Öyledir ki, İmam-ı Serahles’in Cuma Namazı üzerine ortaya koyduğu tabloyu incelediğimizde, günümüzde uygulanan Cuma Namazlarının ‘’CAHİLİYE RİTÜELLERİ’’ olduğu ortaya çıkmaktadır. Çünkü İslam, Kolektif bir toplum dinidir. Kesin ve mutlak suretle; toplumsal dayanışmayı TEPE NOKTASI kabul eden bir anlayış üzerine inşa edilmiş, bu çeşitli metodlar ile pratize edilmiştir.
Muhammedi çıkışın bizlere öğrettiği ‘’SELAM’’ yöntemi şudur.
Evinde ekmeği olmayan kişinin, neden ekmeğinin olmadığını sorgulamak! Ve bu nedenler ile mücadele vermek.
Selam vermek, sorumluluk almaktır.
Selam verilen kişinin, refahı adına mücadele etme gerekliliği doğurmaktadır.
Şu noktaya temas etmek gerekir ki; İslam dini, Emevi sürecinde ‘’Ritüeller Dini’’ haline getirilmiştir. Selam kavramına devam etmeden önce EMEVİ SÜRECİNE giriş yaparak konuyu genişleteyim…
EMEVİ SÜRECİ
İlk bölümde ifade ettiğim gibi, çatışmanın özü tamamen EKONOMİK nedenlere dayanmaktaydı. Buna karşılık, İslam’ın sunduğu tavır ise, Egemen odakların lanse ettiği SINIFLI topluma karşılık, ekonomik zeminde sınıfsız, takva noktasında kademeler içeren bir toplum modeli üzerinde idi.
Takva’yı kıstas edinme cehaletini bertaraf etme adına şunu ifade etmek gerekir ki;
İslam dini, Allah odaklıdır. Yani; takva meselesi, Kul-Allah arasındaki bir ölçü birimi olma dışında bir şey değildir. Bizim TAKVA KISTASIMIZ şu temel ilkeye dayanır;
Takva, kişiyi toplum insanı olma noktasında belirli bir eylem zinciri içerisine sokar. Bu BİLİM-AKIL-HALKÇI ÜRETİM ile karşılık bulan, istismarı imkansız bir konumdur. Yani, bireyin kıldığı namaz; TAKVA ile eşdeğer değildir. TAKVA, toplum için üretilen değerler ile ölçülebilir. Bireysel ibadet ve uluhi tavır tamamen kişinin Allah ile arasında gelişen bir durumdur. Geldiğimiz noktada, TAKVA’nın ana maddesi ihlal edilmiş, TAKVA; showmenlik konumuna getirilmiştir.

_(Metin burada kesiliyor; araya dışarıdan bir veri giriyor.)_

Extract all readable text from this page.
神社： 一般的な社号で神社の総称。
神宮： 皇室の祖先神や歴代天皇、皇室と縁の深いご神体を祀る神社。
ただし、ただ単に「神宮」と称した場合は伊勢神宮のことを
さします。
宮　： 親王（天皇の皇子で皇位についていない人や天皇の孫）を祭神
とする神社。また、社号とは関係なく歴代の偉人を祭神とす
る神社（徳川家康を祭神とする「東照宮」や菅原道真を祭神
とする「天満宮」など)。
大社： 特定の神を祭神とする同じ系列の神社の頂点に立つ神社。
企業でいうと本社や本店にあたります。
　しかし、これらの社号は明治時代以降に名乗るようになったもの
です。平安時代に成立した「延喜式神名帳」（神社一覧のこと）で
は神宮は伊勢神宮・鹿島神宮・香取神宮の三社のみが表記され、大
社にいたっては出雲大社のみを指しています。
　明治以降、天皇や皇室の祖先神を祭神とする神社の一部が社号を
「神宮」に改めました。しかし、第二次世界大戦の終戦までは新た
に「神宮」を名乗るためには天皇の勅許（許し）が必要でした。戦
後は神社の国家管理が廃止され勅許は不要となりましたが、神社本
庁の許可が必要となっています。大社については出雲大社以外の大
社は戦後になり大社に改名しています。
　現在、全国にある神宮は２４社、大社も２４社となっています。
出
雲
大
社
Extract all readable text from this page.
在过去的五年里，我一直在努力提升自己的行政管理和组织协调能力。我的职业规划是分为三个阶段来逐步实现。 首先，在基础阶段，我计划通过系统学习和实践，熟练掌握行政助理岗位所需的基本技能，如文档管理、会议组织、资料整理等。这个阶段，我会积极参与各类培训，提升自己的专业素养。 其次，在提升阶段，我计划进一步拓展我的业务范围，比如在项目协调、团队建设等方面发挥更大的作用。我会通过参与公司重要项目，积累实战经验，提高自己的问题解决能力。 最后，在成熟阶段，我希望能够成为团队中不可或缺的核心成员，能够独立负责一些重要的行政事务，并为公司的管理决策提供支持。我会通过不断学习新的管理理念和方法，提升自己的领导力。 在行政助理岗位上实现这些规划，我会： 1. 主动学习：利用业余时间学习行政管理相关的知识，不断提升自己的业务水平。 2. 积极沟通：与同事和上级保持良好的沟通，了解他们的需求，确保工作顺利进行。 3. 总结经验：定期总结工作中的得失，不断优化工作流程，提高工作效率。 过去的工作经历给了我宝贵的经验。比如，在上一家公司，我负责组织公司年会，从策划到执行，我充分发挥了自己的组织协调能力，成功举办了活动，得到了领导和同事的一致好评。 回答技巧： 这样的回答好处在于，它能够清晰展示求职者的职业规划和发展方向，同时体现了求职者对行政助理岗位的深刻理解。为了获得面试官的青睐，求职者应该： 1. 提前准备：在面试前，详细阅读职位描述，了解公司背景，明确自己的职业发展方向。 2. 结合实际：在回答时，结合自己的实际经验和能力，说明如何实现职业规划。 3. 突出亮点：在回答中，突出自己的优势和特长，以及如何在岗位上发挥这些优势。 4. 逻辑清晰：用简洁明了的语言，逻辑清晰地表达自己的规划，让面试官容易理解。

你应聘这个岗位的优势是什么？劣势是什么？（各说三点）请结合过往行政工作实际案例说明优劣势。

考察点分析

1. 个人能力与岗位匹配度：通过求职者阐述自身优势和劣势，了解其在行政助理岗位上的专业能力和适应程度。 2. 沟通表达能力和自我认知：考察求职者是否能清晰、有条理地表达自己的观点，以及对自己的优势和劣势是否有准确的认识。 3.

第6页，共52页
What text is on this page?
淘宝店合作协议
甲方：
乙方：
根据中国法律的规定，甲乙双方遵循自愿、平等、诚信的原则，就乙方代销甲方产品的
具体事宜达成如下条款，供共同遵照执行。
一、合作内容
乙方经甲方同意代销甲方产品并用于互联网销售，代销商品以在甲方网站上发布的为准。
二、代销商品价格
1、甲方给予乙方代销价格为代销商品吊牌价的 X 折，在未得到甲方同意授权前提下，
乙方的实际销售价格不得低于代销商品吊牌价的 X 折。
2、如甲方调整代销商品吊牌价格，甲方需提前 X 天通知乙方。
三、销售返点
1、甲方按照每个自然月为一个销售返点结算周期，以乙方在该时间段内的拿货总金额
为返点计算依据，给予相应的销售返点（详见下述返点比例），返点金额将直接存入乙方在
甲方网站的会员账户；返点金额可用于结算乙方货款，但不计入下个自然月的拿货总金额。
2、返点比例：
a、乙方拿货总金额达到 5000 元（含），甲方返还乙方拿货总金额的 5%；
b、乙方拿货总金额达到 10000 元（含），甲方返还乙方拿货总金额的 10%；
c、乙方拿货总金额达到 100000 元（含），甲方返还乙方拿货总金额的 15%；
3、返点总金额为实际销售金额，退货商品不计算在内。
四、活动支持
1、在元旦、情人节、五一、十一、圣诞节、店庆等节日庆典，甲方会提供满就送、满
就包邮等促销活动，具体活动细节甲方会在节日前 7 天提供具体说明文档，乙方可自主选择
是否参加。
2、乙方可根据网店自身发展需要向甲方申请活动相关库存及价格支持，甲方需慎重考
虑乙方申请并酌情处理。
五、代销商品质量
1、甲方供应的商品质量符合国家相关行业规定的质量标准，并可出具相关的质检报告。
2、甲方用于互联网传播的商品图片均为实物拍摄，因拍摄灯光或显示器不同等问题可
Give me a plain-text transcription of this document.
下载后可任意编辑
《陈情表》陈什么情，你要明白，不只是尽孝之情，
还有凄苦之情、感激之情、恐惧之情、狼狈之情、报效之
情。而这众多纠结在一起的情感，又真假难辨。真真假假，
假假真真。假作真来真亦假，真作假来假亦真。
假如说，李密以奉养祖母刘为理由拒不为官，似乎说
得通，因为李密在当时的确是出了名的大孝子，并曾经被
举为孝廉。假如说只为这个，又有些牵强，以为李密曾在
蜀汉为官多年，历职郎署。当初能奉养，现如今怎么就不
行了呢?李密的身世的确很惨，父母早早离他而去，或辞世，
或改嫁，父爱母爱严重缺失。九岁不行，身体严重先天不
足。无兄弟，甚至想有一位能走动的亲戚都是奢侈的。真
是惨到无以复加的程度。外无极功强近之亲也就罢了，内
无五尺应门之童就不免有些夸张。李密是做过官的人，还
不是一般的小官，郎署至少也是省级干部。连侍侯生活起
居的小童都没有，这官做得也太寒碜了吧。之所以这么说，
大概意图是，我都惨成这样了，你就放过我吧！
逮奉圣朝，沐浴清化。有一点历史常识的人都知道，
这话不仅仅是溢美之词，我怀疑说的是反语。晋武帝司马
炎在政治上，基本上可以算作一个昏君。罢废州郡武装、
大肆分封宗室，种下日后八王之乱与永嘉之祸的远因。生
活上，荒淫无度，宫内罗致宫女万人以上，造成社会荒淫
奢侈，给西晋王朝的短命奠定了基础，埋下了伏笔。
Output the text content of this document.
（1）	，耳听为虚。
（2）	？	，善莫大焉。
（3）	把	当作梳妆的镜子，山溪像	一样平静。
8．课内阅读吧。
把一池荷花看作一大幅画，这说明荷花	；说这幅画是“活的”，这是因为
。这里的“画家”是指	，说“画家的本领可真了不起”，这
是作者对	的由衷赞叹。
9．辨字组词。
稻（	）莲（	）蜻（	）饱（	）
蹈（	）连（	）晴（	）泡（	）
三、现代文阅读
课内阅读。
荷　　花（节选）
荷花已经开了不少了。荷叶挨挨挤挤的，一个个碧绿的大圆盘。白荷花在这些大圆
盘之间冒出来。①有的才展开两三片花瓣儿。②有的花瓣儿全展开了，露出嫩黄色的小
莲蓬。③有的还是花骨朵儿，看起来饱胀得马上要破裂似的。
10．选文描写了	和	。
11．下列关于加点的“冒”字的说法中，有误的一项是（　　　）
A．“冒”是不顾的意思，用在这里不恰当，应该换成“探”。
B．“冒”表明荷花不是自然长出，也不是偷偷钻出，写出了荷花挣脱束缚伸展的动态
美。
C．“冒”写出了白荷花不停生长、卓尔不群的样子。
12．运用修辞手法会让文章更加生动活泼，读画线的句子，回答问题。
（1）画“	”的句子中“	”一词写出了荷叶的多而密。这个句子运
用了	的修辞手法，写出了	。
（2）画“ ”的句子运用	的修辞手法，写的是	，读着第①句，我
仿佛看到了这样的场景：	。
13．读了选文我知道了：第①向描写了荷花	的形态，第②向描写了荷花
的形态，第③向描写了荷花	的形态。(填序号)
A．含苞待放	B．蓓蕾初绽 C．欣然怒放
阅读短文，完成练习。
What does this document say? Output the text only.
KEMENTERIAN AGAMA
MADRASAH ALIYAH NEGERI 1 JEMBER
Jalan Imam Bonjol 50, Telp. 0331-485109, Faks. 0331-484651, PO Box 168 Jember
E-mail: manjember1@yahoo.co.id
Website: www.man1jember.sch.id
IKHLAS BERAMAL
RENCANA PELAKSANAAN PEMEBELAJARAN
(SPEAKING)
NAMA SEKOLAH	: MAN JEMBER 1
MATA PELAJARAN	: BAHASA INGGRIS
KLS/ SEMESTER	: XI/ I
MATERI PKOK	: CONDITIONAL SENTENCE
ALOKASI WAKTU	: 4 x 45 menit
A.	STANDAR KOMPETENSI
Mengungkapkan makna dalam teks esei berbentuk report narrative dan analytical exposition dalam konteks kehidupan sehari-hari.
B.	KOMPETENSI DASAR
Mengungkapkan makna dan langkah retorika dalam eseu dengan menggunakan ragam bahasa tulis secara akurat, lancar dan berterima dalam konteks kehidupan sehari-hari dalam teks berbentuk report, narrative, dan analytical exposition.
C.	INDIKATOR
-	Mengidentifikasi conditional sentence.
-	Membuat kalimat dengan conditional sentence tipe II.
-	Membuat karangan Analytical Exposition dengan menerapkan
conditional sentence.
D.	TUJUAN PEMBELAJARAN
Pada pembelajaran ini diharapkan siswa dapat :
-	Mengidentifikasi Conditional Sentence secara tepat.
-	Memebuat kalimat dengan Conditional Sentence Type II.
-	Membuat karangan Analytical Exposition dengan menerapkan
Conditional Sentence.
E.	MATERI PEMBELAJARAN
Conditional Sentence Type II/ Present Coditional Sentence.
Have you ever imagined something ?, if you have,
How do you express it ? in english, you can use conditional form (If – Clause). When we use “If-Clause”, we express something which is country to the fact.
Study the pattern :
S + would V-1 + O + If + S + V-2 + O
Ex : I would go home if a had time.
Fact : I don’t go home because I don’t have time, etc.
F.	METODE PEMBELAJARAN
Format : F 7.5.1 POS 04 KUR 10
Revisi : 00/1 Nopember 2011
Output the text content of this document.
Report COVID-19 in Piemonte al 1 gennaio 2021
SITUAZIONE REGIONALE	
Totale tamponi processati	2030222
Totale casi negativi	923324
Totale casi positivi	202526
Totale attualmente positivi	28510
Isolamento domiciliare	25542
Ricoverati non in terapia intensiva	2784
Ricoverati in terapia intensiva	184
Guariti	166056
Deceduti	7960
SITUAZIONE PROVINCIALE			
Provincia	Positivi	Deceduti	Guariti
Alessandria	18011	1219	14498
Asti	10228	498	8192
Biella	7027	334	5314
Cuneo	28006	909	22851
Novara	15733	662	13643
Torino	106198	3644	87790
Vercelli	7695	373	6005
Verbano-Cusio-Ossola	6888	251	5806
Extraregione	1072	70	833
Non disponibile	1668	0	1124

Öyledir ki, ‘’DİNDAR CUMHURBAŞKANI’’ ifadesinin dahi tartışıldığı bir ülke haline gelişimizin özünde yatan vahim durum bundan ibarettir. Dindarlığı, CAMİ İÇİNE hapsetme zihniyeti, toplum karşıtı eylemlerin DİN adına ve DİN maskesiyle yapılışına rağmen, REKAT SAYISINCA Dindarlık hesabı tutma mesleği, Türkiye’nin yıkımının temel nedenlerinden sadece birtanesidir.
Bu noktada temel sıkıntı; DİNDAR ile DİNCİ arasında ayrım yapamayan halk kitlelerinin düştüğü acziyetten ileri gelir.